Annie Foreman-Mackey wins individual pursuit bronze at cycling worlds
Canadian cyclist beats U.S. foe to win country's 1st medal of event
Canadian Annie Foreman-Mackey won bronze in the women's individual pursuit on the first day of the 2016 UCI track cycling world championships on Wednesday in London.
The cyclist from Kingston, Ont., rode the individual pursuit qualification with a time of three minutes, 35.694 seconds. Foreman-Mackey, 24, faced Ruth Winder from the U.S. in the final and won with a time of 3:36.055.
"It's pretty exciting," said Foreman-Mackey. "We came into the world championships with a lot of focus on the Team Pursuit. We've done a lot of training and so it was awesome to be able to let that training shine today. I'm really excited. It was a surprise, and I'm really happy. I've done one [Individual] Pursuit at Pan Am Championships before but, other then that, this is the biggest ride I've done."
Rebecca Wiasak of Australia made a successful defence of her individual pursuit title.
Wiasak, who set a velodrome record in qualifying, won in 3:34.099. Malgorzata Wojtyra of Poland was second, 7.8 seconds behind.
"I am so happy with my own performance: it's a huge improvement on my performance at the national championships," Wiasak said. "I am really proud of the way I turned that around and I guess fed off the confidence, our whole squad has been training so well in the lead up."
The individual pursuit is not an Olympic event.
"I was named as the reserve for the team pursuit and that is still my goal, I really want to break into the team before Rio," Wiasak said.
China downgraded in women's team sprint
China was downgraded from gold to silver for an illegal change in the women's team sprint at the track cycling world championships on Wednesday, handing the title to Russia.
Initially, it looked to be a repeat of last year's top two at the worlds in Paris, with China and Russia taking gold and silver respectively.
The changeover is meant to happen on a designated part of the track, but a rule infringement meant the Chinese pair of Gong Jinjie and Zhong Tianshi were penalized
There was no leave to appeal and with the Chinese not able to challenge the decision, the gold went to Daria Shmeleva and Anastasiia Voinova in 32.679 seconds.
China head coach Benoit Vetu was going to hospital with a suspected broken right hand after he angrily hit a table on learning the decision. His hand was subsequently bandaged and packed with ice.
He told The Associated Press: "It was just one millimetre too early. It is the rules but the rules are bad."
The Russian pair was almost speechless.
"It is like something unbelievable, unforgettable, I cannot say how I feel really because it is like 'oh wow'," Voinova said.
"We were ready to fight: it didn't work with the time. We were satisfied with the silver medal and when we heard that the Chinese team was relegated, we were very happy."
Olympic champion Germany was third, beating Australia in the bronze medal race-off.

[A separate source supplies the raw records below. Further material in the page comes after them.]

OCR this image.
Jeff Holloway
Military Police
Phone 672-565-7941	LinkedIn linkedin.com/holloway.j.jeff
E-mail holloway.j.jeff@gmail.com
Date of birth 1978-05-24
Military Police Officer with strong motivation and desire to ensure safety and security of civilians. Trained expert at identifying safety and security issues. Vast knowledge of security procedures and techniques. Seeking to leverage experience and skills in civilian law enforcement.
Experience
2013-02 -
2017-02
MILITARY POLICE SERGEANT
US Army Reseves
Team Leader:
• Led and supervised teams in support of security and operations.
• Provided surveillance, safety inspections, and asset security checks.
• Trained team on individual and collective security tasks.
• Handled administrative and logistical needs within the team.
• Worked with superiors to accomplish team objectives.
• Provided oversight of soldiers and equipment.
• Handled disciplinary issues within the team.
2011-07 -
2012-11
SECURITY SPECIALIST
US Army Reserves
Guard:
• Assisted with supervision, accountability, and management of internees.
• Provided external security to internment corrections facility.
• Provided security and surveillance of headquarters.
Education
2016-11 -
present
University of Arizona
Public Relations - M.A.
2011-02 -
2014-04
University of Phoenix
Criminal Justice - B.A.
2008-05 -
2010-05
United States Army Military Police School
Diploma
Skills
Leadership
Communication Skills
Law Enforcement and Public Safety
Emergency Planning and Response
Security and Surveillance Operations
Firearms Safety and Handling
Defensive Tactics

The Canadian women's duo of Kate O'Brien and Monique Sullivan qualified ninth after a false start. The result meant that they did not qualify for the medal round, however, they did beat Americas rivals Colombia (11th) and Mexico (12th), ensuring a spot for Canada at the Rio 2016 Olympics Games in August.
"It's a bit surreal actually [qualifying for Rio]. I don't think it's really hit yet," said O'Brien. "It's been such a long process to get there, clawing for those points race after race ... and now it has culminated in the end goal."